Iranian authorities have denied responsibility for the deaths, instead blaming what they describe as “terrorist groups” and accusing Israel of fomenting unrest. That narrative has been echoed at the highest levels of the state. Iran’s secretary of the Supreme National Security Council recently framed the protests as a continuation of last summer’s 12-day war with Israel, offering insight into the regime’s security-first mindset and helping justify the scale and intensity of the crackdown.

Has the regime truly regained control, or merely imposed calm?

Although the scale of street protests has diminished, they have not ended. The underlying grievances remain unresolved, and the divide between large segments of Iranian society and the ruling system has rarely appeared so wide.

On 8 and 9 January, security forces reportedly lost control of parts of several towns and neighbourhoods in major cities before reasserting authority through overwhelming force. That brief loss of control appears to have deeply unsettled the authorities. The relative calm that followed has been imposed rather than negotiated, leaving the situation highly combustible and vulnerable to renewed unrest.

Could a limited US strike strengthen repression inside Iran?

Against this backdrop, the nature of any US military strike becomes critical. A limited attack might allow Washington to claim military success while avoiding immediate regional war. Yet it could also hand Iranian authorities a powerful pretext for another round of internal repression.

Such a scenario risks fresh crackdowns, mass arrests and a new wave of harsh sentences—including death penalties—for protesters already in detention. External pressure, rather than weakening hardliners, could reinforce the regime’s security narrative and justify even more brutal measures against dissent.

Are both sides misreading each other’s red lines?

Both Washington and Tehran are acutely aware of the broader strategic picture. Trump knows Iran is militarily weaker than it was before last summer’s 12-day war, while Iranian leaders understand that the US president has little appetite for a prolonged, open-ended conflict.

That mutual awareness may offer some reassurance, but it also creates the conditions for dangerous miscalculation. Each side may overestimate its leverage or misread the other’s tolerance for risk.

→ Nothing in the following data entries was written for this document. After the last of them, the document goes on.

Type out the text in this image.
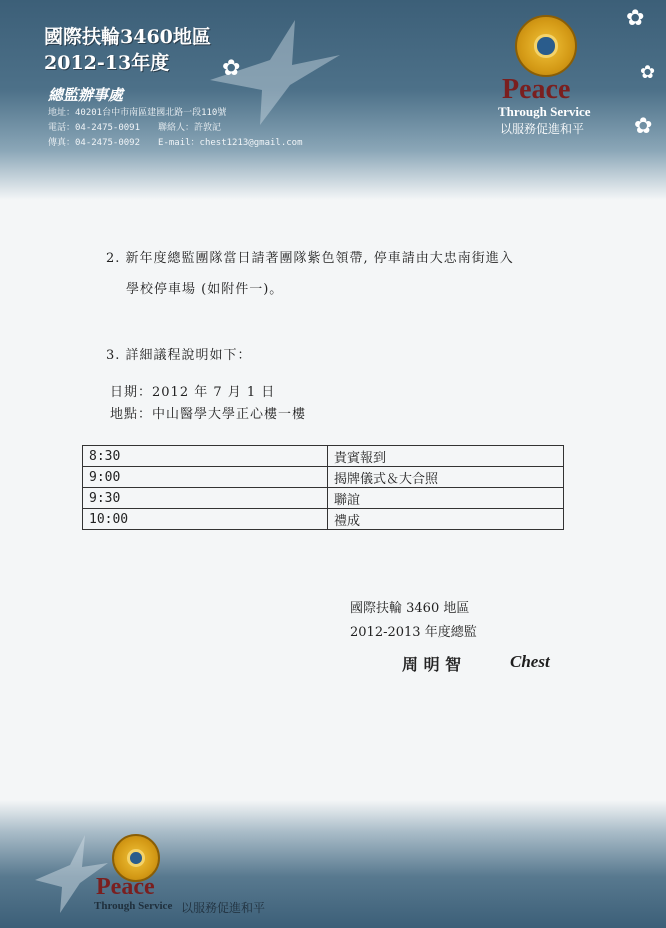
✿
✿
✿
✿
國際扶輪3460地區
2012-13年度
總監辦事處
地址：40201台中市南區建國北路一段110號
電話：04-2475-0091 聯絡人：許敦記
傳真：04-2475-0092 E-mail：chest1213@gmail.com
Peace
Through Service
以服務促進和平
2. 新年度總監團隊當日請著團隊紫色領帶, 停車請由大忠南街進入
學校停車場 (如附件一)。
3. 詳細議程說明如下：
日期：2012 年 7 月 1 日
地點：中山醫學大學正心樓一樓
8:30	貴賓報到
9:00	揭牌儀式＆大合照
9:30	聯誼
10:00	禮成
國際扶輪 3460 地區
2012-2013 年度總監
周 明 智	Chest
Peace
Through Service 以服務促進和平
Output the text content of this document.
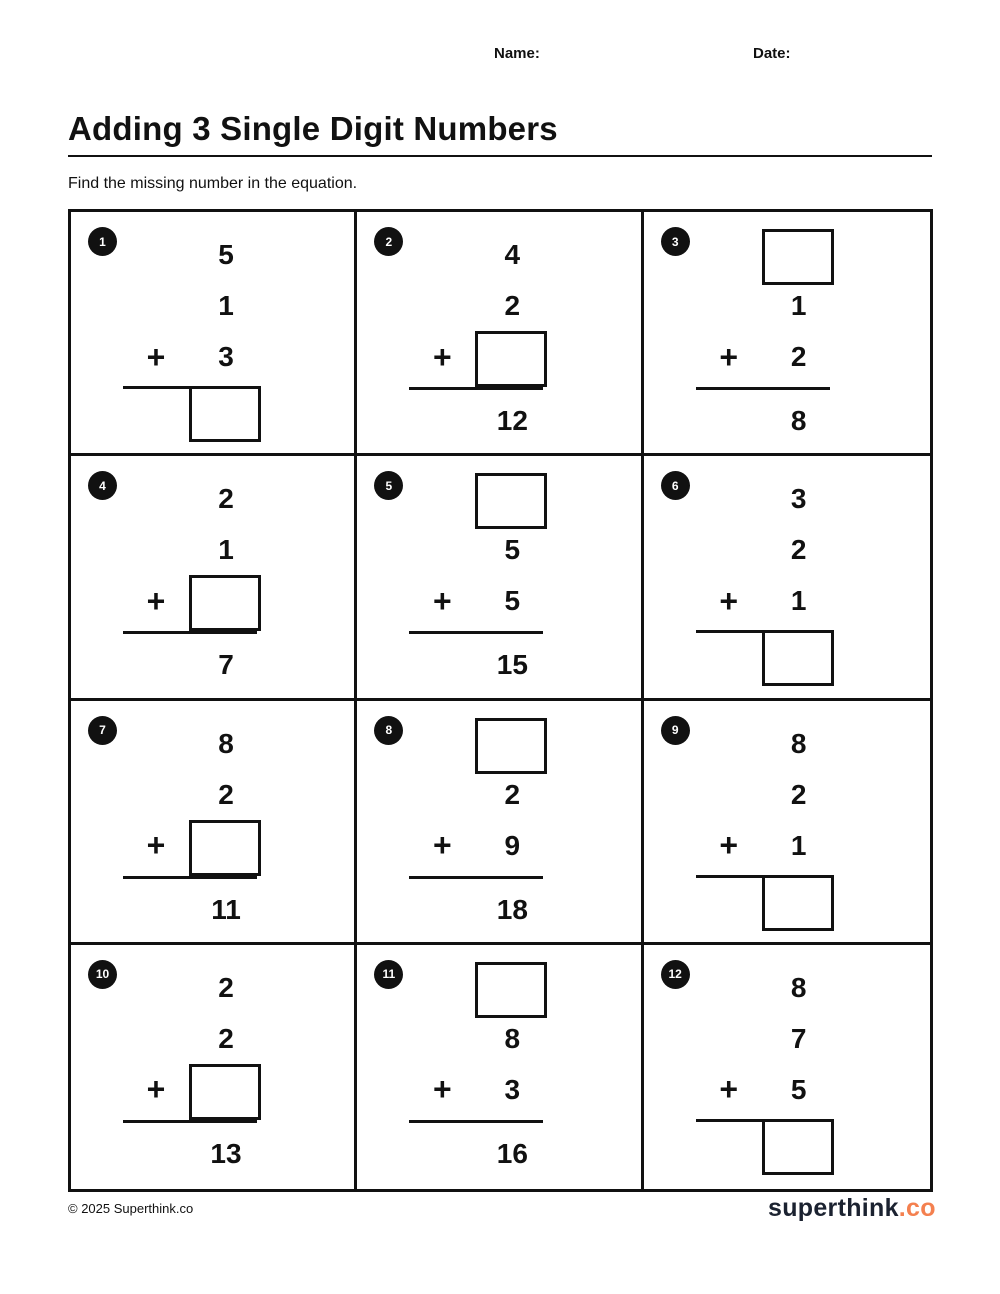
Name:	Date:
Adding 3 Single Digit Numbers
Find the missing number in the equation.
1	5
1
3
+
2	4
2
12
+
3
1
2
8
+
4	2
1
7
+
5
5
5
15
+
6	3
2
1
+
7	8
2
11
+
8
2
9
18
+
9	8
2
1
+
10	2
2
13
+
11
8
3
16
+
12	8
7
5
+
© 2025 Superthink.co	superthink.co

For Trump, the challenge is to engineer an outcome he can present as a victory without pushing Iran into either renewed repression or outright collapse. For Iran’s leadership, the danger lies in timing and perception. The previous model of delayed, symbolic retaliation may no longer suffice if leaders believe rapid action is necessary to reassert deterrence abroad and control at home after the shock of recent unrest.

Is the region approaching a tipping point?

A faster, more forceful Iranian response would significantly increase the risk of miscalculation, potentially drawing regional actors into a conflict few can afford. With both sides under intense pressure and limited room to manoeuvre, a prolonged game of brinkmanship may be entering its most dangerous phase.

The cost of getting that balance wrong would not be borne solely by governments or military planners, but by millions of ordinary Iranians—and by a region already stretched to the brink by war, instability and humanitarian crisis.